Water scarcity, unsustainability, inter-sectoral conflict and water-related vulnerability of weaker sections are ubiquitous in the Indian sub-continent. Climate change is likely to aggravate pre-existing climate variability, thereby increasing water-related stresses, especially for marginalized groups. The process of rapid urbanization poses additional challenges to communities and water managers, as it brings increasing competition from a denser population and multiple sectors, separation of source from users and overlapping jurisdictions of multiple agencies.

"Adapting to Climate Change in Urbanizing Watersheds"(ACCUWa) is a 3-year interdisciplinary research study focusing on two rapidly urbanizing watersheds in south India: the Arkavathy sub-basin in Karnataka and the Noyyal sub-basin in Tamil Nadu. This study, supported by International Development Research Centre (IDRC) Canada will seek to understand the manner in which impact of climate change on the quality and quantity of water accessible to different stakeholders, particularly weaker sections, and the household and governance factors that shape vulnerability, short-term coping mechanisms and possible adaptation strategies.

The larger goal is to build an interdisciplinary approach towards understanding the interaction between the water resource ‘system’ and the climate system in an urbanizing context, and to build capacity of scholars, students, and civil society groups for conducting interdisciplinary actionable research. A review paper on approaches to understanding adaptation in water provisioning in developing countries has been published in Current Opinion in Environmental Sustainability.

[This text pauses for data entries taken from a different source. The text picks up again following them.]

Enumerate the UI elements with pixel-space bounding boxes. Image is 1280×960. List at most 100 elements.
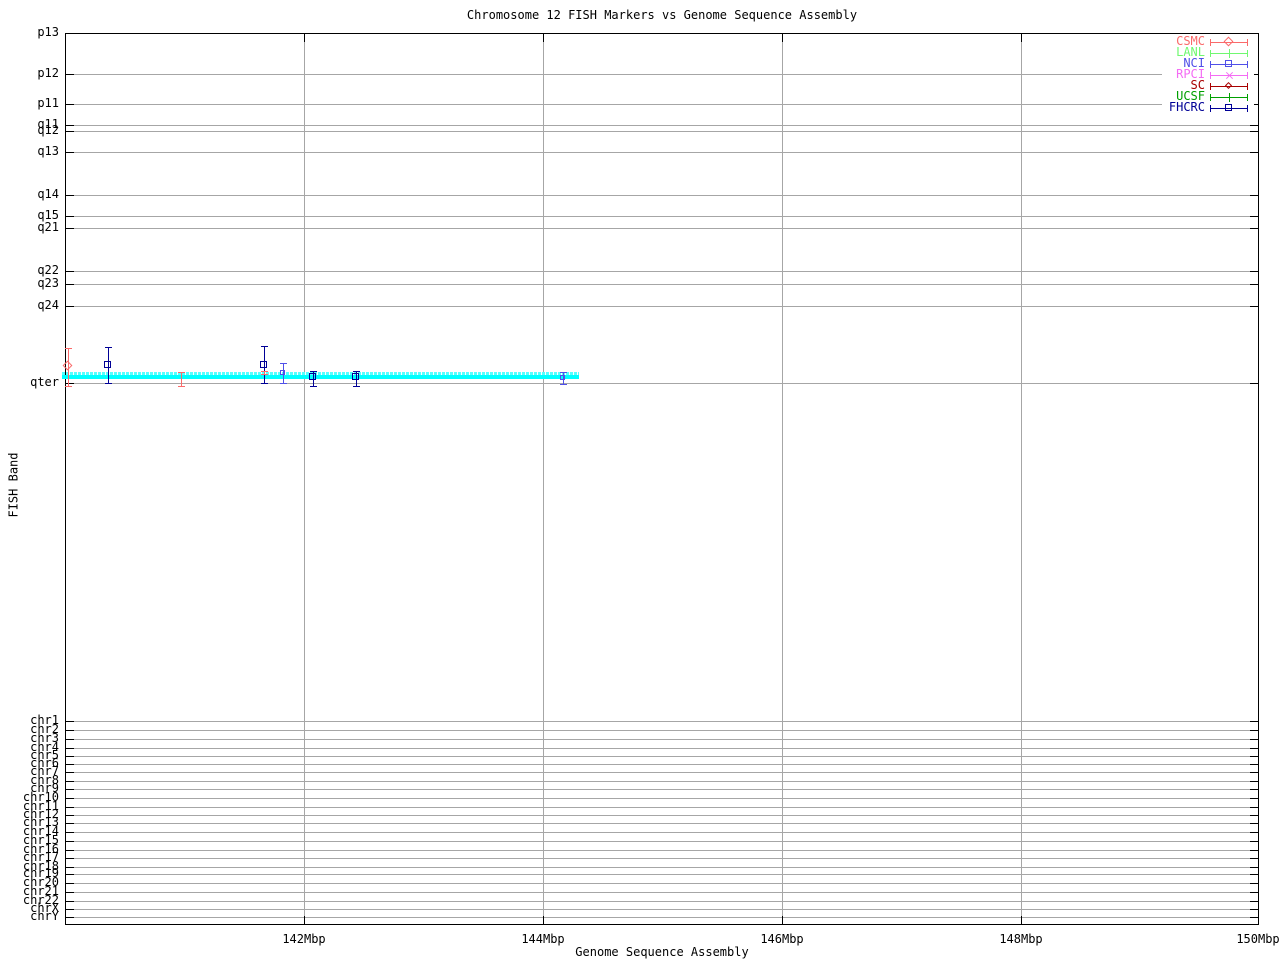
error-bar-cap	[560, 384, 567, 385]
error-bar-cap	[280, 383, 287, 384]
square-small-marker	[560, 375, 565, 380]
y-tick-right	[1250, 867, 1258, 868]
y-tick-left	[66, 131, 74, 132]
error-bar-cap	[178, 386, 185, 387]
y-tick-left	[66, 152, 74, 153]
y-tick-left	[66, 772, 74, 773]
y-tick-right	[1250, 823, 1258, 824]
y-tick-left	[66, 104, 74, 105]
y-tick-left	[66, 781, 74, 782]
y-tick-right	[1250, 739, 1258, 740]
legend-sample-cap	[1210, 72, 1211, 79]
y-tick-right	[1250, 832, 1258, 833]
y-tick-left	[66, 850, 74, 851]
y-tick-left	[66, 892, 74, 893]
x-tick-bottom	[782, 916, 783, 924]
legend-label-fhcrc: FHCRC	[1105, 101, 1205, 114]
error-bar-cap	[310, 386, 317, 387]
x-tick-bottom	[543, 916, 544, 924]
fish-marker-chart: Chromosome 12 FISH Markers vs Genome Seq…	[0, 0, 1280, 960]
y-tick-right	[1250, 271, 1258, 272]
y-tick-right	[1250, 789, 1258, 790]
band-label-q24: q24	[0, 299, 59, 312]
legend-sample-cap	[1247, 50, 1248, 57]
square-marker	[104, 361, 111, 368]
y-tick-left	[66, 858, 74, 859]
y-tick-right	[1250, 901, 1258, 902]
plot-canvas: p13p12p11q11q12q13q14q15q21q22q23q24qter…	[0, 0, 1280, 960]
x-tick-top	[543, 34, 544, 42]
square-marker	[1225, 104, 1232, 111]
y-tick-right	[1250, 874, 1258, 875]
y-tick-left	[66, 228, 74, 229]
x-tick-label: 146Mbp	[746, 933, 818, 946]
y-tick-left	[66, 815, 74, 816]
y-tick-right	[1250, 917, 1258, 918]
x-tick-label: 142Mbp	[268, 933, 340, 946]
y-tick-right	[1250, 131, 1258, 132]
error-bar-cap	[280, 363, 287, 364]
error-bar-cap	[65, 386, 72, 387]
band-label-q23: q23	[0, 277, 59, 290]
x-tick-top	[1021, 34, 1022, 42]
x-tick-top	[782, 34, 783, 42]
y-tick-left	[66, 832, 74, 833]
y-tick-left	[66, 789, 74, 790]
y-tick-right	[1250, 781, 1258, 782]
y-tick-left	[66, 764, 74, 765]
y-tick-right	[1250, 195, 1258, 196]
band-label-p11: p11	[0, 97, 59, 110]
y-tick-right	[1250, 764, 1258, 765]
square-marker	[260, 361, 267, 368]
square-marker	[1225, 60, 1232, 67]
y-tick-right	[1250, 730, 1258, 731]
legend-sample-cap	[1247, 83, 1248, 90]
y-tick-left	[66, 823, 74, 824]
y-tick-right	[1250, 858, 1258, 859]
y-tick-right	[1250, 807, 1258, 808]
x-tick-label: 150Mbp	[1222, 933, 1280, 946]
error-bar-cap	[261, 371, 268, 372]
y-tick-right	[1250, 383, 1258, 384]
y-tick-right	[1250, 33, 1258, 34]
band-label-p13: p13	[0, 26, 59, 39]
legend-sample-cap	[1247, 61, 1248, 68]
chromosome-label-chrY: chrY	[0, 910, 59, 923]
plot-frame	[65, 33, 1259, 925]
y-tick-right	[1250, 798, 1258, 799]
y-tick-left	[66, 730, 74, 731]
square-marker	[309, 373, 316, 380]
y-tick-left	[66, 748, 74, 749]
y-tick-left	[66, 901, 74, 902]
y-tick-right	[1250, 306, 1258, 307]
legend-sample-cap	[1210, 61, 1211, 68]
error-bar-cap	[261, 383, 268, 384]
legend-sample-cap	[1210, 105, 1211, 112]
legend-sample-cap	[1247, 72, 1248, 79]
y-tick-left	[66, 195, 74, 196]
y-tick-left	[66, 917, 74, 918]
legend-sample-cap	[1247, 105, 1248, 112]
error-bar-cap	[261, 346, 268, 347]
x-tick-label: 144Mbp	[507, 933, 579, 946]
y-tick-left	[66, 271, 74, 272]
y-tick-right	[1250, 892, 1258, 893]
y-tick-left	[66, 739, 74, 740]
y-tick-left	[66, 807, 74, 808]
y-tick-right	[1250, 152, 1258, 153]
error-bar-cap	[65, 348, 72, 349]
band-label-q14: q14	[0, 188, 59, 201]
y-tick-right	[1250, 125, 1258, 126]
error-bar-cap	[105, 383, 112, 384]
band-label-p12: p12	[0, 67, 59, 80]
x-tick-bottom	[304, 916, 305, 924]
legend-sample-cap	[1210, 83, 1211, 90]
legend-sample-cap	[1247, 94, 1248, 101]
square-marker	[352, 373, 359, 380]
band-label-q13: q13	[0, 145, 59, 158]
error-bar-cap	[353, 386, 360, 387]
tick-marker	[1229, 49, 1230, 58]
error-bar-cap	[353, 371, 360, 372]
consensus-band	[62, 375, 579, 379]
x-tick-bottom	[1258, 916, 1259, 924]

The research focuses attention on stakeholder priorities, seeking to integrate detailed biophysical understanding with an understanding of the socio-technical infrastructure and institutional mechanisms through which climate change impacts will be felt by water users. As a first step, situation analysis reports and expert consultations are carried out in each basin to summarize the current understanding of the ‘water-related problems’ in each basin are being compiled. The expert consultation on Arkavathy was held in November 2012 and the Arkavathy Situation Analysis was published in February 2013. The Noyyal expert consultation was held on 24th Sept 2013 and the Noyyal Situation Analysis was published in February 2014.

Detailed monitoring of both quantity and quality will be coupled with analysis of household, farmer and industrial water consumption behavior and the institutional aspects of water allocation and regulation. A web-based simulation model will be used in tandem with iterative stakeholder interactions to generate participatory learning of cumulative and cross-scale impacts.